Au-delà de la détection des annonces frauduleuses, WebDrone a mis au point un algorithme d'investigation visant à glaner des indices sur les sociétés se cachant derrière les vendeurs identifiés. "A partir des informations relevées au départ, comme leur pseudo sur les marketplace, des noms ou des numéros de téléphone, ce modèle de machine learning va lancer des recherches sur le web pour trouver de nouveaux indices qui permettront de remonter la filière par rebonds successifs de site en site", détaille Didier Douilly. Là encore, une couche d'analyse sémantique augmentée par un arbre de décision cernera si les pages en question font référence aux pratiques associées de près ou de loin à la contrefaçon : escroquerie, blanchiment, corruption...

Pour WebDrone comme pour MarqVision, l'objectif est équivalent : récupérer un maximum de traces numériques en vue de demander à une place de marché la suspension du compte d'un vendeur, voire si besoin d'engager des poursuites juridiques.

Détecter le produit contrefait

Par-delà le web, reste à savoir comment identifier un produit contrefait dans la vraie vie.
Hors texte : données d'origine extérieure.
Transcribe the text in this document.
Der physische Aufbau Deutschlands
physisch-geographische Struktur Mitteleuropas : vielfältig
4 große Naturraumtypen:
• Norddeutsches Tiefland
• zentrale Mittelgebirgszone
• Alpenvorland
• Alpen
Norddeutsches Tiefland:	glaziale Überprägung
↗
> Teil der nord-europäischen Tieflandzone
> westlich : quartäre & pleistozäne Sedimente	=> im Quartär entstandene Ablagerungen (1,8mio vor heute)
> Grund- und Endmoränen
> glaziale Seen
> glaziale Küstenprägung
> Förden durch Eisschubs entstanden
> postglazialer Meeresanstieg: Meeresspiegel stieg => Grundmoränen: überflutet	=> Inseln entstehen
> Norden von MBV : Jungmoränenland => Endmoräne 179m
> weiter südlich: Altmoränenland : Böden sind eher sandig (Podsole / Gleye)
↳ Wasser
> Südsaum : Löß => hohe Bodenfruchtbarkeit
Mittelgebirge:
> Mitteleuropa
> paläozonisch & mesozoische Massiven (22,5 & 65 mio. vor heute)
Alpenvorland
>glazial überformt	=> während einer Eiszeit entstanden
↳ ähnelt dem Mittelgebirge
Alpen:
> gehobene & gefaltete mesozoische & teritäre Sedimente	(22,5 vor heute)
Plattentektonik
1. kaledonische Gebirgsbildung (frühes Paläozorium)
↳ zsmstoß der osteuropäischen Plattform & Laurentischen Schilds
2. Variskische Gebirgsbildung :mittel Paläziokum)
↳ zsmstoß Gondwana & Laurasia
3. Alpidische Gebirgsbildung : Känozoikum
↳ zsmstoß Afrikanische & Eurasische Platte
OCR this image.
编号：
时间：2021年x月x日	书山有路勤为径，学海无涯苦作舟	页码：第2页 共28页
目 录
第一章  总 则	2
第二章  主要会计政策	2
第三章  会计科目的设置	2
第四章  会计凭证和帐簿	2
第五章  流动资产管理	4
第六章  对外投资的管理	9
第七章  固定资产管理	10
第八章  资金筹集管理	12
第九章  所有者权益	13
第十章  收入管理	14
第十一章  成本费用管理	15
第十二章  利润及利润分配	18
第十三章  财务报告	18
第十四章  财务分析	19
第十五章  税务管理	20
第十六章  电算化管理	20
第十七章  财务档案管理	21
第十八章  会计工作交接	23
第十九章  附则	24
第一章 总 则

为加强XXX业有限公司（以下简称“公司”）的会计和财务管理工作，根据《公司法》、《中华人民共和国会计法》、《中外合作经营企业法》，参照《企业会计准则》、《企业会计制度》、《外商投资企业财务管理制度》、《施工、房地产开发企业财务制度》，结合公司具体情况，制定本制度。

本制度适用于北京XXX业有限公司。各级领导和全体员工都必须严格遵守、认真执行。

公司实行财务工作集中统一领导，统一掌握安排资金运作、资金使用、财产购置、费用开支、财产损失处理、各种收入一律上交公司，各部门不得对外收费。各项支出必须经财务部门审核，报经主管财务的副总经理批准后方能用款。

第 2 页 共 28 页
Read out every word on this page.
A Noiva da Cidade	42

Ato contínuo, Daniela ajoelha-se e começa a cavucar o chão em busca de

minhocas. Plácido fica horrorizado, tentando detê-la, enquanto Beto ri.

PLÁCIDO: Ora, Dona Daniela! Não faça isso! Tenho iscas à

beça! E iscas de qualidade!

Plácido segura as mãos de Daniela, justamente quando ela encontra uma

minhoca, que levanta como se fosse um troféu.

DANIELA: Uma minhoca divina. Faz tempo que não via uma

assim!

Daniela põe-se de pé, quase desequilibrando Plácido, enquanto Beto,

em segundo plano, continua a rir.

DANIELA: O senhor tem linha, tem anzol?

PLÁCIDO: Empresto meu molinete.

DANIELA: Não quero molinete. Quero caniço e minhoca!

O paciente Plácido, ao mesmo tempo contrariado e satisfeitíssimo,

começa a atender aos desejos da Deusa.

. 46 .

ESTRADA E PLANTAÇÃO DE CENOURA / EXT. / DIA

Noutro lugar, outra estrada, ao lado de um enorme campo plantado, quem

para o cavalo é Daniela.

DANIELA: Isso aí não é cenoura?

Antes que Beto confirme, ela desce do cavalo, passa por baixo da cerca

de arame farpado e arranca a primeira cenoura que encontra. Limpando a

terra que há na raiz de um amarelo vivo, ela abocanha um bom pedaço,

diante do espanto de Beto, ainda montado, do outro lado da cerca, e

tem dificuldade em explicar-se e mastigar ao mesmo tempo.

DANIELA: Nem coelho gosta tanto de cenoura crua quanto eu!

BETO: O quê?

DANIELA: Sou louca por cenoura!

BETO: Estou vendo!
Un enjeu qu'a décidé de relever une autre société française : Cypheme. Et ici aussi, l'IA fait partie de l'équation. Cette société parisienne articule son offre autour d'une étiquette à apposer sur les produits. Sa particularité ? Elle embarque un composant chimique générant une structure unique. "C'est le même principe que les flocons de neige dont les architectures ne sont jamais identiques", explique Charles Garcia, cofondateur et CEO de Cypheme. A partir d'une simple photo de l'étiquette prise depuis un smartphone, l'IA de l'éditeur sonde l'identifiant chimique par reconnaissance d'image, et ce quel que soient les conditions de luminosité et d'angle de prise de vue, puis le compare à celui stocké au format numérique dans sa base de données. Si la correspondance est parfaite, on a alors la preuve que le produit n'est pas contrefait.

Cypheme propose sa solution sous la forme d'une web app qui s'intègre aux sites ou applications mobiles de ses clients. Objectif : permettre à n'importe qui, du revendeur au client en passant par le douanier, de vérifier que le produit est bien l'original. "Nous envisageons à l'avenir de créer une intelligence artificielle qui se passera de l'étiquette, et se basera sur le produit lui-même pour cerner la contrefaçon", confie Charles Garcia. "Cette technique a néanmoins un inconvénient comparé à la première : elle ne fonctionne pas pour les contrefaçons réalisées dans la même usine, qui par définition ne présentent aucune différence avec le produit original." Les contrefacteurs ont plus d'un tour dans leur sac.